La noia. È lei la protagonista di un terribile fatto di cronaca, realmente accaduto e messo in scena il 13 e il 14 marzo al Teatro Marconi. “Quel noioso giorno d’estate” di Niccolò Matacovich, infatti, racconta in un atto unico la triste storia di tre ragazzi difficili: Mike (Riccardo Pieretti), Trevor, detto il Negro (Federico Antonello) e Frenk (Francesco Aricò). L’autore e regista, insieme alla Compagnia Habitas, dal 2015 si concentra soprattutto sulla drammaturgia contemporanea e inedita, nata dal confronto con realtà periferiche o marginali.

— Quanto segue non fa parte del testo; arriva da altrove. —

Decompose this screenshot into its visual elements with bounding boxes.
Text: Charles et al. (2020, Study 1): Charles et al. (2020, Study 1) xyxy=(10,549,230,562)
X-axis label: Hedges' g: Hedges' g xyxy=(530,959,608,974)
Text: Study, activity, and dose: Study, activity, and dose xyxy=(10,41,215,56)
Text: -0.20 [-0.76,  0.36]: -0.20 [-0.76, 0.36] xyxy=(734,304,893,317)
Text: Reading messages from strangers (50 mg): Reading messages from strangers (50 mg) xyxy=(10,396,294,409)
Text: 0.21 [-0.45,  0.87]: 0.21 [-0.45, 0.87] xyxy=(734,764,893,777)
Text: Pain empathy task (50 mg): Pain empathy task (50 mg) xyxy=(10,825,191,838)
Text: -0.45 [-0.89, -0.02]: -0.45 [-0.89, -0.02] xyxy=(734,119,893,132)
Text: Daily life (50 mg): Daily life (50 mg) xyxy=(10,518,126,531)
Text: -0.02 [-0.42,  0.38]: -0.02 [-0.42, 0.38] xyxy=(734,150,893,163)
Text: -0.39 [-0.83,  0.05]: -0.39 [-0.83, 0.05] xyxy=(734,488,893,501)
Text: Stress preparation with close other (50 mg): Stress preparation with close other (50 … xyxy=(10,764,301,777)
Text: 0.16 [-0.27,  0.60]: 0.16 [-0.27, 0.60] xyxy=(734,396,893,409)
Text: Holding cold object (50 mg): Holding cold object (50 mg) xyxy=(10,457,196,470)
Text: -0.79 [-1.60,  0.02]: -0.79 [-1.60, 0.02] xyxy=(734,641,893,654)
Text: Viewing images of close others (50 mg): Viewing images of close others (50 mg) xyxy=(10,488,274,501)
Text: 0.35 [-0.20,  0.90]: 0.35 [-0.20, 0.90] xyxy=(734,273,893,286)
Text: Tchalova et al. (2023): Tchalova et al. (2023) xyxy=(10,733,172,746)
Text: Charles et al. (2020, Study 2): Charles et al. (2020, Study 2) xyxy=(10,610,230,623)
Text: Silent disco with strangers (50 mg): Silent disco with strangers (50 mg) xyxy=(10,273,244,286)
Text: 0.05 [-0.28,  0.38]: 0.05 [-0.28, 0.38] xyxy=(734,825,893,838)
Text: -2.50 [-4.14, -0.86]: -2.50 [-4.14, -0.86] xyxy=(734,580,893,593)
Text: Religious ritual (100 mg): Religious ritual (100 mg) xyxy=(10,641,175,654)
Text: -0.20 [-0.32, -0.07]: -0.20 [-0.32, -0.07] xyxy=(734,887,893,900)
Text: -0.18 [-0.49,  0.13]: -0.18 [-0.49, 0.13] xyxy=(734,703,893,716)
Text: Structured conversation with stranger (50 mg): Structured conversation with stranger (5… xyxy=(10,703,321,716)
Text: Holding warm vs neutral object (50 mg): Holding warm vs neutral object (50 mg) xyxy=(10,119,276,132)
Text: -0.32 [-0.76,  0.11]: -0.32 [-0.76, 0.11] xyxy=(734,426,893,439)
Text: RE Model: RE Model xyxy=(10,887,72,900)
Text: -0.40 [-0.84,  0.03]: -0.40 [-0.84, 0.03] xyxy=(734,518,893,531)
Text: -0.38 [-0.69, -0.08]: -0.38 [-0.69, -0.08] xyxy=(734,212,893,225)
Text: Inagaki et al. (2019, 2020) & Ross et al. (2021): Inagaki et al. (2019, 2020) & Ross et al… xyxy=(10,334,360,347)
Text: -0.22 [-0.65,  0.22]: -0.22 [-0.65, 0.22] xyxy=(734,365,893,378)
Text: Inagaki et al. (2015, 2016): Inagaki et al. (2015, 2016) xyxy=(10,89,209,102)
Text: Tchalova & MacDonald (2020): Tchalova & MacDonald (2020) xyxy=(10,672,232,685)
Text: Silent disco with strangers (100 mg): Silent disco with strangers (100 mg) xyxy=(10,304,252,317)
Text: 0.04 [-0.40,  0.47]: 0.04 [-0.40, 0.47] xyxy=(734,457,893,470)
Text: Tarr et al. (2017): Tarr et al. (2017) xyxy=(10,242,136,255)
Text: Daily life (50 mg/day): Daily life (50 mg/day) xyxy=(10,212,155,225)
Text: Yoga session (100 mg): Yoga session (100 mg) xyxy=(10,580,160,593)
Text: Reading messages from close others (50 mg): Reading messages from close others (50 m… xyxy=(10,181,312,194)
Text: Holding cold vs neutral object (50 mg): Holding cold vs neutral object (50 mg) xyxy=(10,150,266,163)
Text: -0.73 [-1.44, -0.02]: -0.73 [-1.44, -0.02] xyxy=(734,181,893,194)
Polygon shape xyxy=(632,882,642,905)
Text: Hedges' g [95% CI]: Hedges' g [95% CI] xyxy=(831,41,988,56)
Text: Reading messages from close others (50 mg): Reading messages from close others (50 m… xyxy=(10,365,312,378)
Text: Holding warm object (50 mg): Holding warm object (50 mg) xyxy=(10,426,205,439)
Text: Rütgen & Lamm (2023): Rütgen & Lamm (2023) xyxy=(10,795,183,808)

Roma diventa Dunkan, Oklahoma. Il palcoscenico si trasforma in un parco pubblico. La scenografia è buia. La illumina un lampione e la colorano le felpe che indossano i tre: una blu, una gialla e una rossa. Pantaloni larghi e linguaggio stretto, scurrile. Su una panchina – più di un semplice oggetto, quarto protagonista vero e proprio – trascorrono le giornate, buttati, seduti a guardare la vita che passa. E chi passa. Il loro sguardo è attento, sempre in movimento, in contrasto con la loro postazione fissa. Comunica tutta l’insofferenza e l’impazienza incontenibili. Un uomo che fa jogging, vittima inconsapevole, cattura la loro attenzione. Passa di lì ogni giorno. Lo osservano ogni giorno. Poi si stuzzicano ancora a vicenda, provocandosi, e ridono e litigano, tra goliardie e parole volgari.Habitas2
Vista, occhi e gesti scattosi si mischiano in un unico movimento frenetico che costringe il pubblico a una concentrazione costante. I ragazzi sono accomunati dal contesto sociale complicato, una vita disagiata e una famiglia pressoché inesistente. Il mondo dei giovani e quello degli adulti sembra essersi rovesciato: una mamma da controllare e a cui badare, depressa e dipendente dalle medicine, un padre ucciso da un ladro che è entrato in casa, una sorellastra assente. Una casa alla quale nessuno dei tre vuole fare ritorno. Mike, Trevor e Frenk parlano tra loro con spocchia, fingendo di essere grandi. Scoprono invece ogni fragilità e insicurezza ed è come se si rivolgessero direttamente al pubblico, sfogandosi in una disperata richiesta di aiuto.
Matacovich costruisce un teatro di confine, vero e duro, nel quale gli attori si calano alla perfezione. La drammaturgia è semplice e immediata, il ritmo incalzante. Il tempo sembra come cristallizzato eppure scorre ugualmente veloce. I ruoli dei personaggi, prima allegri e poi tristi, bulli spigliati e impacciati, sono ben cuciti sui tre giovani interpreti, freschi, sicuri e capaci di recitare le loro parti con grande naturalezza, rievocando bene la tragicità dell’evento.
Dal palcoscenico risuona un colpo di pistola. “Lo abbiamo fatto per gioco, per divertimento”. Le forme oscure della noia li fa passare così da una prigione a un’altra: Mike, Trevor e Frenk restano ingabbiati nella loro solitudine. Apatici, storditi, svuotati di ogni emozione. Desiderosi di una vita migliore ma incapaci di alzarsi da quella panchina e andarsela a prendere.